Da es mir nicht liegt über mich selbst in der dritten Person zu schreiben, werde ich etwas völlig Autoren-untypisches machen: Hier heißt es nicht "die Autorin" und "Emily hat", "Emily wurde", sondern einfach nur ich. Da ich wider Erwarten noch nicht für den Literaturnobelpreis nominiert wurde, denke ich, das geht in Ordnung. ;-)

Ein Autor ohne Hut ist doch kein Autor ...

Was bisher geschah ...

Ich wurde also im Dezember 1983 in Offenbach am Main geboren. An diesem Tag versank angeblich das ganze Rhein-Main Gebiet in einer wunderschönen, fluffigen, weichen Schneedecke und vermutlich ist das auch der Grund, warum Winter meine bevorzugte Jahreszeit ist.

In der Grundschule wurde ich zu einer richtigen Leseratte und meine Eltern hatten das zweifelhafte Glück, mindestens einmal wöchentlich mit mir in die Bücherei zu tigern und dieselbige wieder schwerbepackt zu verlassen. Nachdem sich mein anderer Traumberuf aufgrund motorischer Störungen einfach nicht realisieren ließ (als Ballerina ist es vorteilhaft wenn man zumindest zwei Körperteile synchron bewegen kann, ohne sich dabei schwere Verletzungen zuzuziehen), blieb mir also nur nur der Wunsch, Autorin zu werden. 

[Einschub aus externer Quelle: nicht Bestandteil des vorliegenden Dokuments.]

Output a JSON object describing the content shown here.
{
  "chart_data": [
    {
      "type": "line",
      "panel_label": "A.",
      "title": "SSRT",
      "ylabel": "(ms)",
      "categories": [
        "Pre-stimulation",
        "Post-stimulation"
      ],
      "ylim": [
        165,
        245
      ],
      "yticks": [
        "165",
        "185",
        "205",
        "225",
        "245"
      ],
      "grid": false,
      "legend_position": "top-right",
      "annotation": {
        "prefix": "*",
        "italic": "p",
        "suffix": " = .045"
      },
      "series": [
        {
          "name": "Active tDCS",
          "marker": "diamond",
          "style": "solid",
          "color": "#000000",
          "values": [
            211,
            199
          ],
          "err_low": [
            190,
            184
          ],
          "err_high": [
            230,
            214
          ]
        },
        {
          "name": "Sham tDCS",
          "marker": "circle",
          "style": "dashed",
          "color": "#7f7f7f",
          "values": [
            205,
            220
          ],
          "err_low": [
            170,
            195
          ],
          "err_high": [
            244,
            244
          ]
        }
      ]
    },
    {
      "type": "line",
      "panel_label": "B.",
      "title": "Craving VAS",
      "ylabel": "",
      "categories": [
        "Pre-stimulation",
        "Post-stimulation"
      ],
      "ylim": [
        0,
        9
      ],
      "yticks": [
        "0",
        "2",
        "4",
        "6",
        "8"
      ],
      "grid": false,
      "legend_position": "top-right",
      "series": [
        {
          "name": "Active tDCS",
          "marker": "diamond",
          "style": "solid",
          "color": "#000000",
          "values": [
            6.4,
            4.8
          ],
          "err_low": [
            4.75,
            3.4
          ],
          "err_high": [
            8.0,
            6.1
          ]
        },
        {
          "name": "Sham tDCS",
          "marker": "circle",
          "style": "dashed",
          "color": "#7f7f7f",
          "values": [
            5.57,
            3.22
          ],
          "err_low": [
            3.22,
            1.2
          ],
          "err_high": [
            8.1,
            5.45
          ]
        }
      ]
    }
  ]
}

Natürlich wäre ich nicht ich selbst, wenn ich dieses hehre Ziel in meinem Leben nicht immer wieder aus den Augen verloren hätte. So machte ich zwischendurch Station in Neuseeland und verdingte mich als Schafhüterin, dann beschloss ich, das anspruchsvolles Studium der Skandinavistik zu beginnen und schließlich verschlug es mich in eine Media-Agentur. Hier sitze ich noch immer und entwickele für meine Kunden ausgeklügelte Marketingstrategien. Weil ich aber einfach zu viel Freizeit habe, nutze ich diese, um an meinen Büchern zu arbeiten. Im Sommer 2013 veröffentlichte ich meinen ersten Roman Schön wie Käsekuchen und kurz darauf Die Sauerkraut-Verschwörung.

Die Bücher sind wie ich, nämlich einfach anders. Ich bin zwar eine Frau und selbstverständlich liebe auch ich Cupcakes, rosa Einhörner und anderen Mädchenkram, aber wer bei mir nach romantischer Chick-Lit sucht, ist falsch. Meine Romane sind lustig, fies, sarkastisch, unterhaltsam und absurd.  

Wenn ich nicht arbeite oder schreibe, esse ich oder tobe zusammen mit meiner rumänischen Hundedame Amber durch Wald und Wiese. Ach ja und schlafen tue ich auch ab und zu.


Und sonst so?

  • Ich habe ein Hutgesicht.
  • Ich trinke Tee, keinen Kaffee.
  • Ich habe Angst vor Friseuren.
  • Wenn ich ein Meisterdieb wäre, würde ich Botticellis Bildnis der Simonetta Vespucci klauen und über meinen Kamin hängen.
  • Ich glaube nicht an Horoskope, aber ich bin so was von der typische Schütze, das ist schon unheimlich.
  • Ich nehme mir jeden Tag vor, mehr aus mir zu machen - um dann am nächsten Tag wieder in Jeans, Chucks und T-Shirt im Büro zu erscheinen.